Personal information
- Date of birth: 12 January 2001 (age 25)
- Position: Striker

Team information
- Current team: Sandnes Ulf
- Number: 9

Youth career
- 0000–2020: Molde

Senior career*
- Years: Team / Apps / (Gls)
- 2020: Molde / 1 / (0)
- 2021–2023: Ull/Kisa / 65 / (28)
- 2023: Skeid / 9 / (0)
- 2024: Brattvåg / 25 / (21)
- 2025–: Sandnes Ulf / 38 / (31)

= Ole Sebastian Sundgot =

Norwegian footballer (born 2001)

Ole Sebastian Sundgot (born 12 January 2001) is a Norwegian football striker who plays for Sandnes Ulf.

==Career==
A youth player for Molde FK, Sundgot was also called up to train with the Norwegian national team, but was never capped. In November 2019 he was allowed on the bench for Molde's senior team for the first time, and he made his Eliteserien debut as a substitute in December 2020.

However, Sundgot would not play for Molde again.

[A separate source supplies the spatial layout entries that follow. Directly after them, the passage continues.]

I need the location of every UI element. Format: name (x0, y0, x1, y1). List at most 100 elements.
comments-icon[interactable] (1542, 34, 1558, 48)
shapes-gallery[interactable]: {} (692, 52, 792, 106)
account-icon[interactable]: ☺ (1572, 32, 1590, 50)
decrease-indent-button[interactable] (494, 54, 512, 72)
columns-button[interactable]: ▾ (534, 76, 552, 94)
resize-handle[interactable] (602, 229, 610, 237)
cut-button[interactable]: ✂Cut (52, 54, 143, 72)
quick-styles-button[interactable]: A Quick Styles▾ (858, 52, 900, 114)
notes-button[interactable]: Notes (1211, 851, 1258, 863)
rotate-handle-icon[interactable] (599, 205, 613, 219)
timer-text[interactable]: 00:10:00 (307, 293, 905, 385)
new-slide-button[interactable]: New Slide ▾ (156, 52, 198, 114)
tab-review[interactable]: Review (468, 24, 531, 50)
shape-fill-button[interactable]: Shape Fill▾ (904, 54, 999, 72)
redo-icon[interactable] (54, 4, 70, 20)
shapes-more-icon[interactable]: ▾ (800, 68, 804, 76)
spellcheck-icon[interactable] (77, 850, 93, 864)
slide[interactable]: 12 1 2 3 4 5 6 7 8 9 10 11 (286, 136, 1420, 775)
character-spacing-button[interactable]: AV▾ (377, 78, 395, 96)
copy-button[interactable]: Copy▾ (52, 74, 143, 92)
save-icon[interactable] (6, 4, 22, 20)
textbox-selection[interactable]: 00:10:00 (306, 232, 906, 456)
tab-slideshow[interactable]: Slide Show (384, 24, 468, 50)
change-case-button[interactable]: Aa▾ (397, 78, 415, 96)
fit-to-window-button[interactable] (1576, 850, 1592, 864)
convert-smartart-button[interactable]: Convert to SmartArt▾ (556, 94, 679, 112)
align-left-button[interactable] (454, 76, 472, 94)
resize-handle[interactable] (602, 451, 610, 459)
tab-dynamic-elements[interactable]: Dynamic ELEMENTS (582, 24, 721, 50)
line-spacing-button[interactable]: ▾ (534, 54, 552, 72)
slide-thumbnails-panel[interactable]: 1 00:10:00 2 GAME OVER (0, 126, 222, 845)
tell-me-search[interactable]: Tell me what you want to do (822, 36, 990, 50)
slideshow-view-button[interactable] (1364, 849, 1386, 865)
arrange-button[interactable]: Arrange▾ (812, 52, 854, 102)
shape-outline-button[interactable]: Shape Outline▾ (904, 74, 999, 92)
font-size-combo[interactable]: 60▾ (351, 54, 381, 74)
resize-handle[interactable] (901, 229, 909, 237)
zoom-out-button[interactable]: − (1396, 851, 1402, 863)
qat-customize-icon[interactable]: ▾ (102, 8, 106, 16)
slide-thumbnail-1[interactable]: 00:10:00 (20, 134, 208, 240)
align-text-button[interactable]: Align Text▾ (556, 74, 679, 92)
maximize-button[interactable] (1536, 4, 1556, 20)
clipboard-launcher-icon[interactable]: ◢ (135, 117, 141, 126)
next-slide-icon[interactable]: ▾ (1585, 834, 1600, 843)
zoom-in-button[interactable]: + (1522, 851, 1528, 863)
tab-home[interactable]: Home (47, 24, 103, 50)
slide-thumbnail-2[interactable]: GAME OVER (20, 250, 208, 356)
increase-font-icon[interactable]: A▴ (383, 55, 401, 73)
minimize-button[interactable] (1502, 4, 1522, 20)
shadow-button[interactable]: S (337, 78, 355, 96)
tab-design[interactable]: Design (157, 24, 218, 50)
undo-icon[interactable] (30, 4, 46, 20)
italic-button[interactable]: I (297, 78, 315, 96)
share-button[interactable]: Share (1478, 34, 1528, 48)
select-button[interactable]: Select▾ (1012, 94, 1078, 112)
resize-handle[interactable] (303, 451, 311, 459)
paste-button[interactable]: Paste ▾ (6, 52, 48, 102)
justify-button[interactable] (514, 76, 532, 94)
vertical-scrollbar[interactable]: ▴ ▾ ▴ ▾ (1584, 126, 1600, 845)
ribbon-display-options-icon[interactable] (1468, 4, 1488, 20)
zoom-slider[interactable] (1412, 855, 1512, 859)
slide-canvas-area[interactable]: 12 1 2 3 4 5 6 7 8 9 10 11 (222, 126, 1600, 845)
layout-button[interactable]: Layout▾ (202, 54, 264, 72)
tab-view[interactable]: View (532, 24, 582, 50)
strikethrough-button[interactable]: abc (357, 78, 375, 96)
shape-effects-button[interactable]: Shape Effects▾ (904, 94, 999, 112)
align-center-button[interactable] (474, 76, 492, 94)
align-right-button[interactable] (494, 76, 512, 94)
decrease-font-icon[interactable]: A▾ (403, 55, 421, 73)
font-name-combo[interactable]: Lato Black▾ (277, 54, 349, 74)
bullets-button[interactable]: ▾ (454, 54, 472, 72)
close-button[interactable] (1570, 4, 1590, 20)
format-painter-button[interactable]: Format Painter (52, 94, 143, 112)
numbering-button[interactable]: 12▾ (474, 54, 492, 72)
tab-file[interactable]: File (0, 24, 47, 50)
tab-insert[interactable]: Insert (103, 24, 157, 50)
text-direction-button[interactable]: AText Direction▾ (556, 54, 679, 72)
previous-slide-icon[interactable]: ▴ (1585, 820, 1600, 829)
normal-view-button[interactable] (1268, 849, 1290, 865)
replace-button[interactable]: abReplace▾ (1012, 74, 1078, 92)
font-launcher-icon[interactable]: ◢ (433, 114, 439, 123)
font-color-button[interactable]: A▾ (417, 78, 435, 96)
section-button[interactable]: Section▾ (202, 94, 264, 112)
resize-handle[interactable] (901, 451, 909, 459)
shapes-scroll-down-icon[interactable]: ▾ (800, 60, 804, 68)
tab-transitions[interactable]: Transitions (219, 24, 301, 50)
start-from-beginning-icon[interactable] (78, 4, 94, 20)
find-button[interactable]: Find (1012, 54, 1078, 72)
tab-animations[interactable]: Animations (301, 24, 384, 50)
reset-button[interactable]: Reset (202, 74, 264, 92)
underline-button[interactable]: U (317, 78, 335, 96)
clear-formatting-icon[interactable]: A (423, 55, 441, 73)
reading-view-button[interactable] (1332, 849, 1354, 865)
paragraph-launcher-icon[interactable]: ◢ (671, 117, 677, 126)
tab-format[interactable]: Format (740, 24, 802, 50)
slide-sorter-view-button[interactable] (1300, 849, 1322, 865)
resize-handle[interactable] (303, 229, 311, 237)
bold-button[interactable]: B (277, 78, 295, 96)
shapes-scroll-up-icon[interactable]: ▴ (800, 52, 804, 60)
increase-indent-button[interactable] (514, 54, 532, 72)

During the pre-season of 2021, he trained with Ull/Kisa, where his uncle Arild Sundgot was assistant manager, and signed for the club in February 2021. After a somewhat slow start, he scored four goals between 12 June and 12 July 2021.

In September 2023 Ull/Kisa had to sell Sundgot due to poor finances. They also had to sell Sondre Sørløkk and Jonas Pereira, but Sundgot was the top goalscorer of the club at the time. The buying club was Skeid, where he was unable to prevent the club being relegated from the 2023 1. divisjon. Instead of following Skeid into the 2024 1. divisjon, Sundgot transferred to Brattvåg IL on the same tier. He quickly became a contender for top goalscorer of the league. After 14 goals in 14 matches, he was brought to Eliteserien club Kristiansund BK for a trial. His 20th goal across both league and cup came in mid-September.

==Personal life==
He is a son of Ole Bjørn Sundgot, and also nephew of Arild Sundgot and grandson of Otto Sundgot. His father and uncle also played as forwards. He lost his brother Simen in 2018.